ECB Brief: Behind Closed Doors, Upside Risks More Openly Acknowledged

14 May 2021

By David Barwick – FRANKFURT (Econostream) – The display of dovishness by European Central Bank President Christine Lagarde following the last Governing Council meeting may not have faithfully reflected the sentiment of the entire Council during the preceding monetary policy deliberations.

To recall, at the press conference following the meeting of 21-22 April, Lagarde studiously avoided any reference to upside risks as such. Not that she did not acknowledge that these existed, when – for example – she summed up the current environment as an ‘on the one hand, on the other hand situation’.

But despite having referred to ‘upside risks’ at least twice in the previous weeks and predicted that ‘in the second half of the year there will be recovery that will be moving fast’, Lagarde proved unable or unwilling at the press conference to refer explicitly to anything but ‘downside risks’.

This is now seen to be at clear odds with the account of that meeting released Friday by the ECB, in which it was reported that while the general view was ‘that risks to activity had become more balanced over the medium-term horizon’, some subset of the Council felt that the risks ‘were now marginally tilted to the upside.’

The decision to keep the March risk assessment unchanged was the product of what the meeting account called ‘broad agreement’, which presumably failed to include not only those who saw medium-term risks as tilted to the upside, but also any members who took the more cautious view that they were simply balanced.

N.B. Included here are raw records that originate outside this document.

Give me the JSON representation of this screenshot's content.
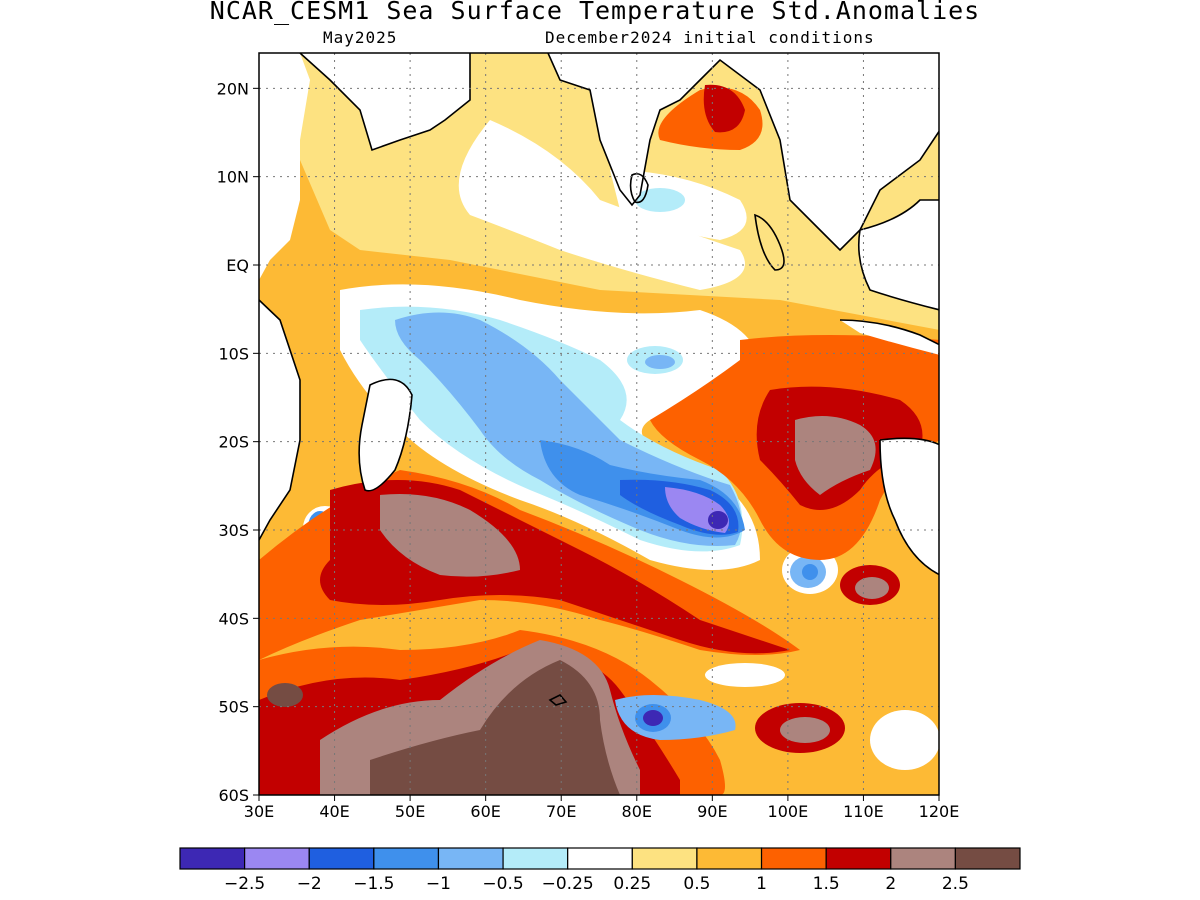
{
  "header": {
    "title": "NCAR_CESM1 Sea Surface Temperature Std.Anomalies",
    "valid_month": "May2025",
    "init": "December2024 initial conditions"
  },
  "map": {
    "lat_labels": [
      "20N",
      "10N",
      "EQ",
      "10S",
      "20S",
      "30S",
      "40S",
      "50S",
      "60S"
    ],
    "lat_values": [
      20,
      10,
      0,
      -10,
      -20,
      -30,
      -40,
      -50,
      -60
    ],
    "lon_labels": [
      "30E",
      "40E",
      "50E",
      "60E",
      "70E",
      "80E",
      "90E",
      "100E",
      "110E",
      "120E"
    ],
    "lon_values": [
      30,
      40,
      50,
      60,
      70,
      80,
      90,
      100,
      110,
      120
    ],
    "lon_range": [
      30,
      120
    ],
    "lat_range": [
      -60,
      24
    ],
    "grid": true
  },
  "colorbar": {
    "colors": [
      "#3d28b4",
      "#9b87f2",
      "#1f5fe0",
      "#3f90ec",
      "#78b6f5",
      "#b4ecf9",
      "#ffffff",
      "#fde281",
      "#fdba35",
      "#fd6100",
      "#c20000",
      "#ac847e",
      "#754c43"
    ],
    "tick_labels": [
      "−2.5",
      "−2",
      "−1.5",
      "−1",
      "−0.5",
      "−0.25",
      "0.25",
      "0.5",
      "1",
      "1.5",
      "2",
      "2.5"
    ],
    "tick_values": [
      -2.5,
      -2,
      -1.5,
      -1,
      -0.5,
      -0.25,
      0.25,
      0.5,
      1,
      1.5,
      2,
      2.5
    ]
  }
}
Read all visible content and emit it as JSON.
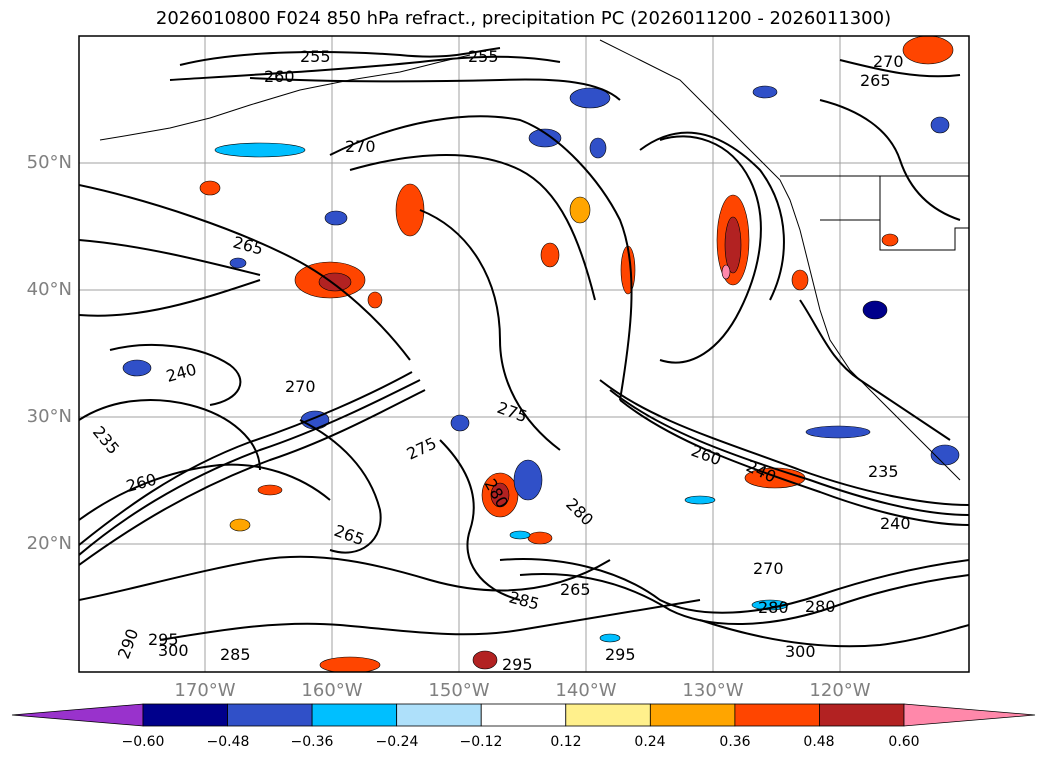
{
  "title": "2026010800 F024 850 hPa refract., precipitation PC (2026011200 - 2026011300)",
  "lat_labels": [
    "50°N",
    "40°N",
    "30°N",
    "20°N"
  ],
  "lon_labels": [
    "170°W",
    "160°W",
    "150°W",
    "140°W",
    "130°W",
    "120°W"
  ],
  "colorbar": {
    "ticks": [
      "−0.60",
      "−0.48",
      "−0.36",
      "−0.24",
      "−0.12",
      "0.12",
      "0.24",
      "0.36",
      "0.48",
      "0.60"
    ],
    "colors": [
      "#9932cc",
      "#00008b",
      "#3050c8",
      "#00bfff",
      "#aee0fa",
      "#ffffff",
      "#fff08c",
      "#ffa500",
      "#ff4500",
      "#b22222",
      "#ff88aa"
    ]
  },
  "contour_labels": [
    "255",
    "255",
    "260",
    "270",
    "265",
    "270",
    "265",
    "270",
    "240",
    "235",
    "260",
    "265",
    "275",
    "275",
    "280",
    "280",
    "285",
    "285",
    "290",
    "295",
    "300",
    "295",
    "295",
    "300",
    "270",
    "280",
    "240",
    "235",
    "240",
    "260",
    "280",
    "265"
  ]
}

The account suggests in its typically guarded language that those who did not support the agreement were consoled with the possibility of another chance six weeks thence, when the risk assessment ‘could be revisited more fully in the context of the June staff macroeconomic projection exercise.’

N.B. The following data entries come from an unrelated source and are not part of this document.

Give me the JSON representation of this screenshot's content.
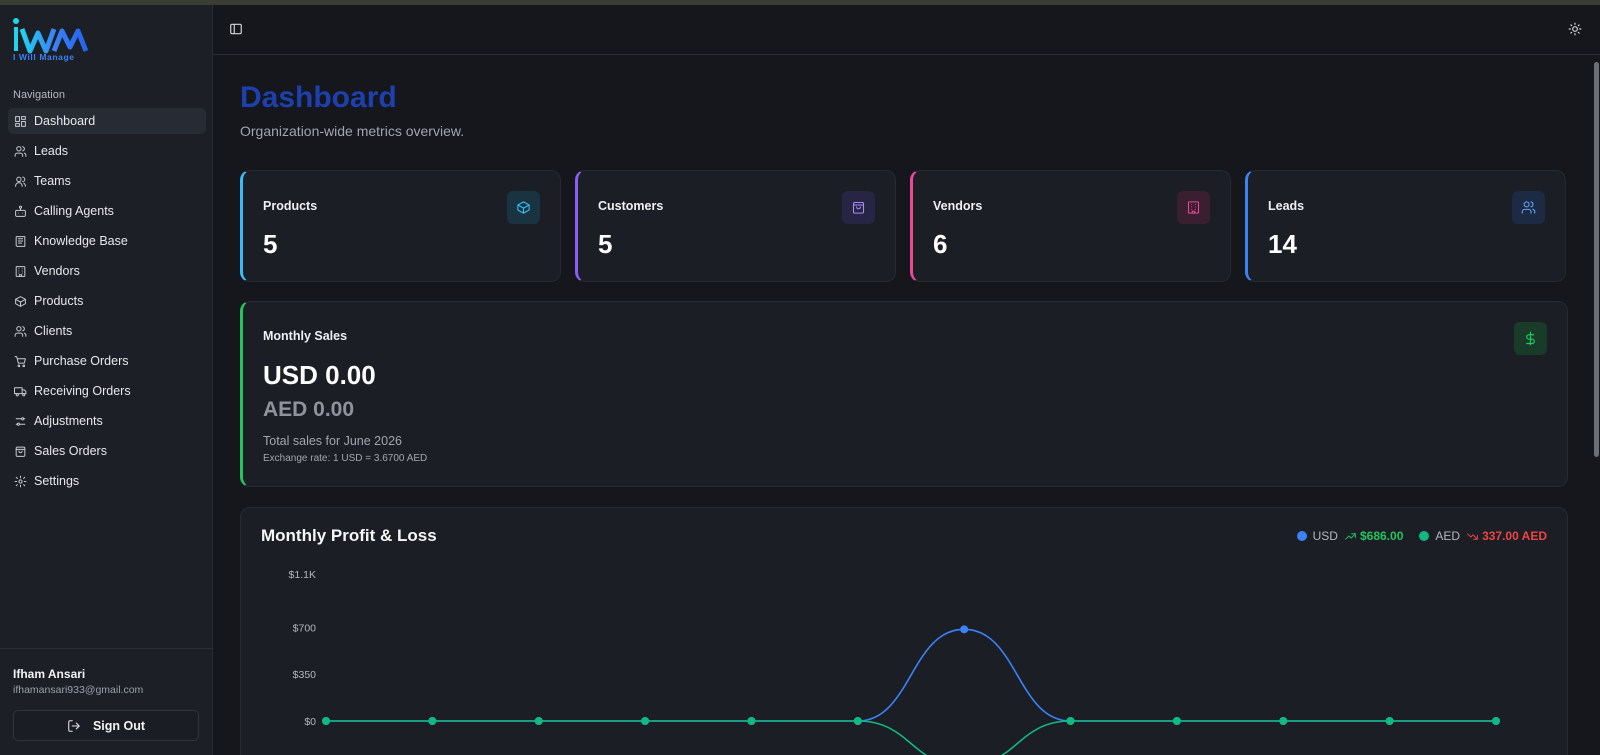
{
  "brand": {
    "logo_text": "IWM",
    "tagline": "I Will Manage"
  },
  "sidebar": {
    "heading": "Navigation",
    "items": [
      {
        "label": "Dashboard",
        "icon": "grid-icon",
        "active": true
      },
      {
        "label": "Leads",
        "icon": "users-icon"
      },
      {
        "label": "Teams",
        "icon": "user-group-icon"
      },
      {
        "label": "Calling Agents",
        "icon": "bot-icon"
      },
      {
        "label": "Knowledge Base",
        "icon": "book-icon"
      },
      {
        "label": "Vendors",
        "icon": "building-icon"
      },
      {
        "label": "Products",
        "icon": "package-icon"
      },
      {
        "label": "Clients",
        "icon": "users-icon"
      },
      {
        "label": "Purchase Orders",
        "icon": "cart-icon"
      },
      {
        "label": "Receiving Orders",
        "icon": "truck-icon"
      },
      {
        "label": "Adjustments",
        "icon": "sliders-icon"
      },
      {
        "label": "Sales Orders",
        "icon": "shopping-bag-icon"
      },
      {
        "label": "Settings",
        "icon": "gear-icon"
      }
    ],
    "user": {
      "name": "Ifham Ansari",
      "email": "ifhamansari933@gmail.com"
    },
    "signout_label": "Sign Out"
  },
  "page": {
    "title": "Dashboard",
    "subtitle": "Organization-wide metrics overview."
  },
  "stats": [
    {
      "label": "Products",
      "value": "5",
      "color": "#38bdf8",
      "icon_bg": "#1a3340",
      "icon": "package-icon"
    },
    {
      "label": "Customers",
      "value": "5",
      "color": "#8b5cf6",
      "icon_bg": "#272543",
      "icon": "shopping-bag-icon"
    },
    {
      "label": "Vendors",
      "value": "6",
      "color": "#ec4899",
      "icon_bg": "#3a1f30",
      "icon": "building-icon"
    },
    {
      "label": "Leads",
      "value": "14",
      "color": "#3b82f6",
      "icon_bg": "#1d2a44",
      "icon": "users-icon"
    }
  ],
  "sales": {
    "label": "Monthly Sales",
    "usd": "USD 0.00",
    "aed": "AED 0.00",
    "period": "Total sales for June 2026",
    "rate": "Exchange rate: 1 USD = 3.6700 AED",
    "icon": "dollar-icon"
  },
  "pl": {
    "title": "Monthly Profit & Loss",
    "legend": [
      {
        "name": "USD",
        "value": "$686.00",
        "color": "#3b82f6",
        "trend": "up",
        "trend_color": "#22c55e"
      },
      {
        "name": "AED",
        "value": "337.00 AED",
        "color": "#10b981",
        "trend": "down",
        "trend_color": "#ef4444"
      }
    ]
  },
  "chart_data": {
    "type": "line",
    "y_ticks": [
      "$1.1K",
      "$700",
      "$350",
      "$0"
    ],
    "ylim": [
      0,
      1100
    ],
    "x_count": 12,
    "series": [
      {
        "name": "USD",
        "color": "#3b82f6",
        "values": [
          0,
          0,
          0,
          0,
          0,
          0,
          686,
          0,
          0,
          0,
          0,
          0
        ]
      },
      {
        "name": "AED",
        "color": "#10b981",
        "values": [
          0,
          0,
          0,
          0,
          0,
          0,
          -337,
          0,
          0,
          0,
          0,
          0
        ]
      }
    ]
  }
}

The discordance between Lagarde’s tone at the press conference and the content of the preceding discussion is seen to have extended to the subject of inflation as well, with someone evidently arguing during the meeting that risks to the inflation outlook ‘could be assessed as tilted to the upside.’

Indeed, according to the account, ‘the implications of higher headline inflation during 2021 for inflation expectations and possible second-round effects would need to be monitored.’

Speaking to the press, however, Lagarde observed merely that ‘in terms of inflation numbers we are also on the same page as we were with our projections back in March.’

Of course, even had there been a shift in tone on April 22 in line with largely positive developments, this would have been highly unlikely to be accompanied by any action at a meeting from which no action was expected and at which Council members lacked updated staff forecasts on which to base action.

It was thus always a matter of the guidance her post-meeting comments would bring as to where things might be headed a bit further down the road, especially in June, when revised staff projections become available.

To the extent she downplayed expressions of optimism about Council members’ assessment of the outlook, Lagarde’s performance at the press conference may have failed to steer observers in the right direction.